Pensioni doppie o triple, vitalizi e loro cumulo, esplosione di prestazioni assistenziali. Qui deve intervenire la politica
Prendiamo ispirazione da un documentato e interessante articolo di GUGLIELMO GANDINO, riportato sul sito di Franco Abruzzo – portavoce del Movimento Informazione e Libertà -, per fare una cernita dei privilegi che ancora sussistono in campo previdenziale, oltre all’abusato tema dei vitalizi.
Dopo il naufragio della proposta di legge Richetti (PD) sull’abolizione dei vitalizi nella scorsa legislatura, adesso scende in campo il M5S, dopo l’insediamento di Roberto Fico a Presidente della Camera dei Deputati. Si parta pure da questi, ma se davvero si vuole dichiarare guerra ai privilegi resterebbero tante altre misure da abolire o quanto meno da aggiustare. Prendiamo in esame l’analisi fatta proprio da Gandino.
Cominciamo dalla Legge Mosca, la n.252/1974, che regalò decenni di contributi figurativi a carico dello Stato a migliaia di politici e sindacalisti. L’INPS li conosce tutti, e se si vuol procedere contro i vitalizi rivedendoli col ricalcolo contributivo, la stessa operazione dovrebbe essere estesa anche a questi.
Il D.Lgs. Treu n. 564/1996 basò il calcolo della pensione di migliaia di sindacalisti sullo stipendio degli ultimi mesi, anche uno soltanto. Così bastava essere distaccati, farsi triplicare lo stipendio dal sindacato per pochi mesi e andare in quiescenza con una pensione ben più alta dei contributi versati dall’interessato. Si tratta di migliaia di trattamenti.
Ci sono poi le doppie pensioni dei parlamentari. Logica vuole che un dirigente o un giornalista che venga eletto in Parlamento, vada in aspettativa e versi i contributi soltanto per l’attività di parlamentare. Non è così. Grazie ad una distorta interpretazione dell’articolo 31 dello Statuto dei Lavoratori, i parlamentari possono continuare a versare la loro quota di contributi alla Cassa di provenienza, e la quota spettante al datore di lavoro (di norma i 2/3), essendo loro in aspettativa, resta a carico della Cassa Previdenziale interessata (INPS, INPGI, ecc.). E naturalmente continuano ad avere diritto in parallelo anche al vitalizio da parlamentare.
E infine molti soggetti passati attraverso più incarichi politici e non, hanno cumulato più vitalizi.
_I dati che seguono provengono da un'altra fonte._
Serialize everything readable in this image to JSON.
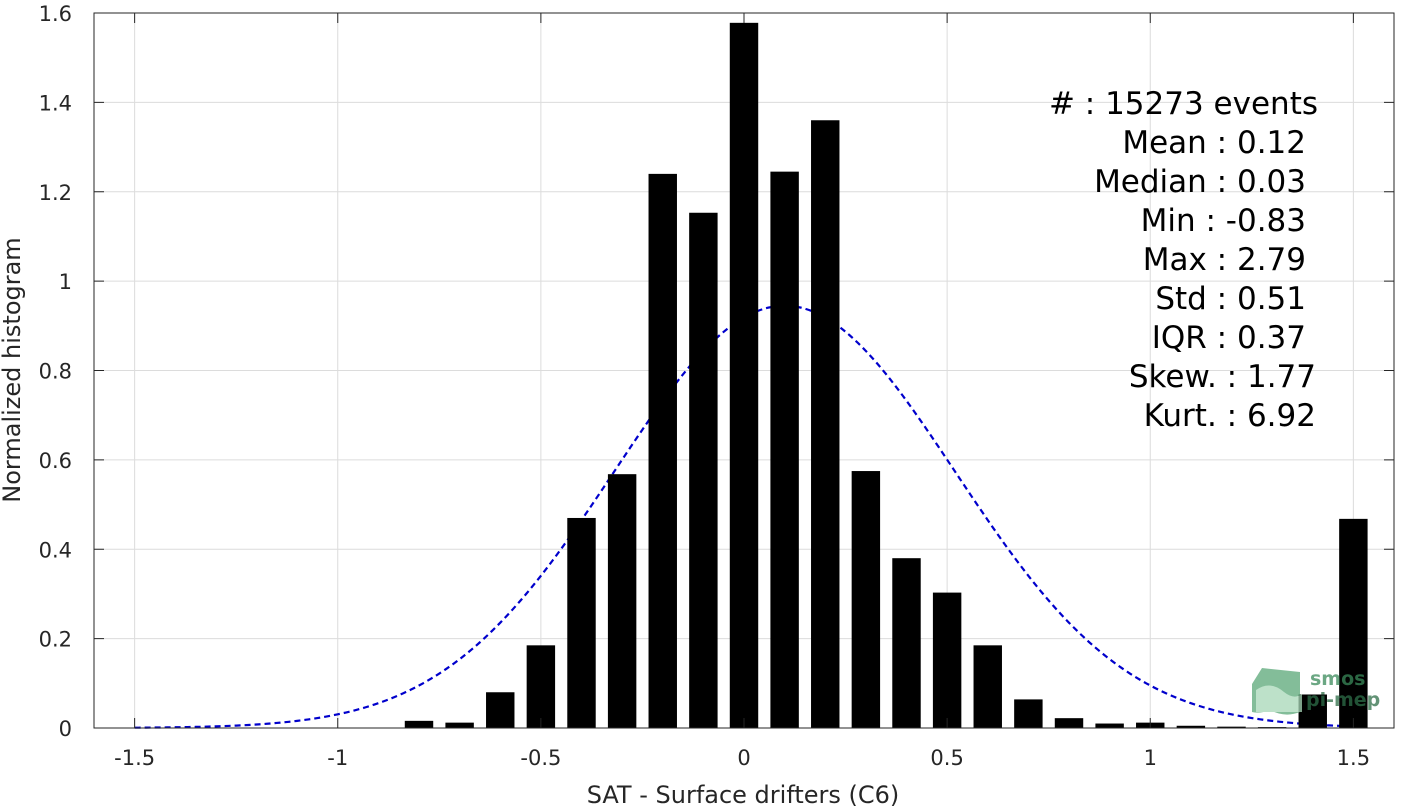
{
  "chart_data": {
    "type": "bar",
    "xlabel": "SAT - Surface drifters (C6)",
    "ylabel": "Normalized histogram",
    "xlim": [
      -1.6,
      1.6
    ],
    "ylim": [
      0,
      1.6
    ],
    "xticks": [
      -1.5,
      -1,
      -0.5,
      0,
      0.5,
      1,
      1.5
    ],
    "xtick_labels": [
      "-1.5",
      "-1",
      "-0.5",
      "0",
      "0.5",
      "1",
      "1.5"
    ],
    "yticks": [
      0,
      0.2,
      0.4,
      0.6,
      0.8,
      1,
      1.2,
      1.4,
      1.6
    ],
    "ytick_labels": [
      "0",
      "0.2",
      "0.4",
      "0.6",
      "0.8",
      "1",
      "1.2",
      "1.4",
      "1.6"
    ],
    "grid": true,
    "bar_width": 0.07,
    "bars": [
      {
        "x": -0.8,
        "y": 0.016
      },
      {
        "x": -0.7,
        "y": 0.012
      },
      {
        "x": -0.6,
        "y": 0.08
      },
      {
        "x": -0.5,
        "y": 0.185
      },
      {
        "x": -0.4,
        "y": 0.47
      },
      {
        "x": -0.3,
        "y": 0.568
      },
      {
        "x": -0.2,
        "y": 1.24
      },
      {
        "x": -0.1,
        "y": 1.153
      },
      {
        "x": 0.0,
        "y": 1.578
      },
      {
        "x": 0.1,
        "y": 1.245
      },
      {
        "x": 0.2,
        "y": 1.36
      },
      {
        "x": 0.3,
        "y": 0.575
      },
      {
        "x": 0.4,
        "y": 0.38
      },
      {
        "x": 0.5,
        "y": 0.303
      },
      {
        "x": 0.6,
        "y": 0.185
      },
      {
        "x": 0.7,
        "y": 0.064
      },
      {
        "x": 0.8,
        "y": 0.022
      },
      {
        "x": 0.9,
        "y": 0.01
      },
      {
        "x": 1.0,
        "y": 0.012
      },
      {
        "x": 1.1,
        "y": 0.005
      },
      {
        "x": 1.2,
        "y": 0.003
      },
      {
        "x": 1.3,
        "y": 0.002
      },
      {
        "x": 1.4,
        "y": 0.075
      },
      {
        "x": 1.5,
        "y": 0.468
      }
    ],
    "fit_curve": {
      "type": "normal",
      "mean": 0.1,
      "std": 0.42,
      "peak": 0.945,
      "color": "#0000cc",
      "style": "dashed",
      "x_range": [
        -1.5,
        1.5
      ]
    },
    "bar_color": "#000000"
  },
  "stats": [
    {
      "label": "#  : 15273 events"
    },
    {
      "label": "Mean : 0.12"
    },
    {
      "label": "Median : 0.03"
    },
    {
      "label": "Min : -0.83"
    },
    {
      "label": "Max : 2.79"
    },
    {
      "label": "Std : 0.51"
    },
    {
      "label": "IQR : 0.37"
    },
    {
      "label": "Skew. : 1.77"
    },
    {
      "label": "Kurt. : 6.92"
    }
  ],
  "logo": {
    "line1": "smos",
    "line2": "pi-mep",
    "color": "#3a8a5a"
  }
}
Se uno è stato parlamentare italiano, e poi europeo, ed è stato magistrato, e magari anche sindaco o consigliere regionale, oggi ha diritto a cumulare legittimamente più vitalizi e pensioni. C’è qualcuno di buona volontà (ricordo il Presidente Ciampi) che ha rinunciato spontaneamente al cumulo, optando per il vitalizio più alto, ma ciò è lasciato al senso di responsabilità individuale.
Vedremo se il cosiddetto nuovo corso politico, che finora ha offerto uno spettacolo squallido, facendo impallidire l’era renziana, riuscirà a intervenire efficacemente in proposito.
Ricordiamo infine, per l’ennesima volta, che non è la spesa previdenziale che costituisce il problema, ma quella assistenziale. Parlano i numeri: la spesa previdenziale (basata sui contributi) è in sostanziale pareggio mentre il costo dell’assistenza veleggia ormai verso i 110 miliardi l’anno e rappresenta il 65% della spesa pensionistica pura (al netto delle imposte trattenute alla fonte). D’altra parte su 16 milioni di pensionati oltre 8 milioni sono pensionati assistiti, che non hanno mai o quasi mai versato contributi (e molto probabilmente neppure mai o quasi mai versato imposte).
Ma alcuni politici (Giorgia Meloni), giornalisti (Mario Giordano) e dirigenti (il bocconiano presidente Inps Tito Boeri) non trovano di meglio che scagliarsi contro i pensionati d’oro, che hanno pagato per decenni contributi e tasse altissime.